Featured participants included key officials designing policy for research and academic careers at the European Commission (from both DG RTD and DG EAC), as well as stakeholder representatives, HR directors, heads of Doctoral Schools and relevant experts from CESAER, the Coimbra Group, the EUA, EU Life, LERU, The Guild and, of course, YERUN.  

Here is a snapshot of the event, reflecting YERUN’s take on the debates: 

Discussions touched on the multifaceted and multilevel challenges universities tackle when implementing policy for research and academic careers: 

  • At system level, universities and other academic institutions operate in a context where European, national, regional and institutional authorities and their different departments (for higher education, research and employment, notably) produce career-focused or career-relevant policies and legislation which overlap with and sometimes contradict one another. Navigating the complexity of the legal and policy landscape requires in itself time and resources from universities.  
  • The complexity of the policy landscape is itself compounded by the funding landscape, which comes with opportunities, but also additional constraints. Thus, the options available to employers when designing and implementing strategies for academic careers are also shaped by a multiplicity of conditions attached to funding, whose push and pull may curtail institutional autonomy beyond necessary
  • In light of the above, coordination efforts to ensure new policies and strategies at different levels make sense with one another are both welcome and needed. At the same time, the very added value of launching new initiatives and the instruments chosen to carry them forward should be carefully weighed since their inception through structured exchanges with stakeholders.  
  • Moreover, different levels of implementation come with their own challenges. While the roundtable discussions were too rich to provide an exhaustive summary in this Snapshot, a recurring theme was the need to find a better balance between sometimes conflicting imperatives, including through a reworking of legislation and/or incentive structures: 
    • Finding a better balance between fostering vitality in research, on the one hand, which may justify to an extent fixed-term, project-based contracts; and promoting the stability and attractiveness of contract and overall working conditions in academia, on the other hand, which relies on sustainable funding.  
    • Finding a better balance between the requirements of project-based research, on the one hand, where researchers working under PIs are incentivised to develop a highly specialised research profile; and, on the other hand, the need to prepare these researchers for flexible career paths through more general training and career development initiatives, on the other hand.  
    • Finding a better balance in the concrete allocation of tasks between academics, allowing diverse professional profiles to be developed and evolve over time, repositioning research as one of the activities performed in universities alongside teaching, knowledge valorisation, engagement and leadership. 
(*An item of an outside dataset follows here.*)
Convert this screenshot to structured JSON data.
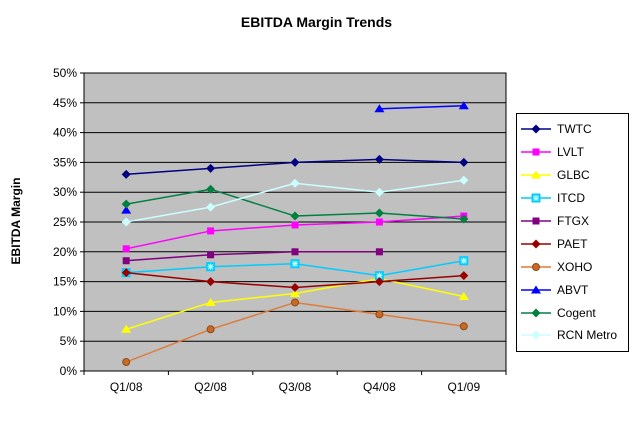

Making progress on these and other objectives will require coordinated and coherent action at different implementation levels, in which all relevant actors should have a voice. In this regard, universities and academic institutions are moving forward with interesting initiatives and solutions. Some of them rely unambiguously on the extent of resources available, stressing again the need for authorities to support key positions such as research managers, knowledge valorisation offices, and ensure generally that universities and other academic institutions can hire the staff they need. Some of the solutions consist in innovative organisational structures, placing doctoral schools and other bodies at the intersection of different departmental initiatives. Myriad other solutions are implemented every day, through targeted as well as institution-wide interventions.  

Sustained engagement on implementation initiatives and challenges with policy-makers appears as a precondition for the success of our shared ambitions. At the same time, dialogue with other universities and stakeholders allows us all to share both concerns and innovative practices. YERUN will keep promoting exchanges within the sector on issues of policy implementation for careers in academia.